Napoleon: Son of the French Revolution

Napoleon’s rise owed everything to the French Revolution, to its ideals of liberty and equality, the meritocracy that lay at its roots, and the huge institutional changes that it wrought. Without the events of 1789, France would have retained the restrictive legal order of the Old Regime, with its emphasis on privilege and inheritance, its passion for nobility and hierarchy, and a social order that – while cherishing ideas of honour – excluded commoners from positions in the officer corps of the army or in the royal administration. In pre-revolutionary France, Napoleon’s horizons would have been limited and the bounds of his ambition severely curtailed. 1789 therefore was a year of hope, a year when social walls and barriers seemed to fall with a devastating ease that echoed the dramatic surrender of the Bastille before the onslaught of the Paris crowd.

 

For Napoleon and thousands like him the changes that were being made in the name of the French people opened the door to brilliant careers and rapid social advancement – as Napoleon himself began to realise.
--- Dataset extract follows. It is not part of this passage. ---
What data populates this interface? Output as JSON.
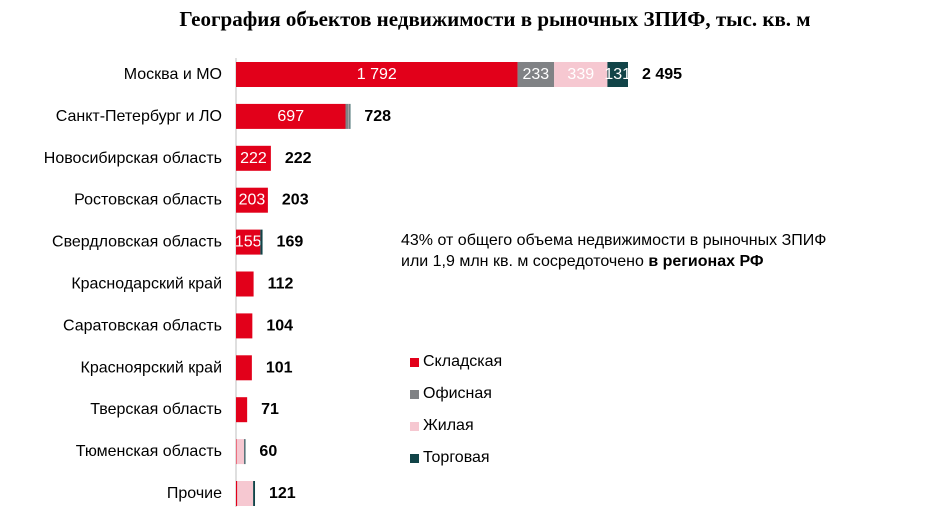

He had spent his schooldays in the company of the sons of French aristocrats, who were destined for officer rank in the military, and he encountered the same sorts of men in the army – men whose social values he could not share and whose disdain and snobbery he bitterly resented. There was much about ancien régime France for which he had little affection and with which he could not identify. The ideals of the early Revolution were far from being anathema to the young officer.

 

 

Napoleon’s letters during the summer months of 1789 may talk deprecatingly of looting and pillage by the populace since, as a soldier, he emphasised the importance of keeping order, and thus the need to side with the authorities against popular violence. In the town of Auxonne where his regiment was stationed, rioters had sounded the tocsin from the parish church, attacked public officials and burned the tax registers; moreover, many of the troops sympathised with the rioters, and in August soldiers in Napoleon’s regiment mutinied and indulged in an orgy of drunken violence. His main duty, he wrote to his brother Joseph, had been to contain the violence after the rioters had broken down one of the gates of the town, and his general had given him responsibility for haranguing the mutineers, subduing the rebels and safeguarding property in the city. No army officer could condone such indiscipline, and Napoleon did not seek to do so; but he could not entirely conceal his excitement at the implications of what was happening around him. Writing to Joseph from Auxonne in early August, reporting rumours that were circulating amongst the garrison, he announced that ‘all over France blood had been spilt’. But, he added, ‘almost without exception it was the impure blood of the enemies of Liberty and the Nation, those who had long been getting fat at their expense. We hear that in Brittany five people have been killed and their heads sent to Paris’. The tone of his letter is more one of wonderment than of condemnation, a realisation that the meeting of the Estates-General heralded a new political era and that the events unfolding around him were more than just another banal manifestation of the rebelliousness of the French.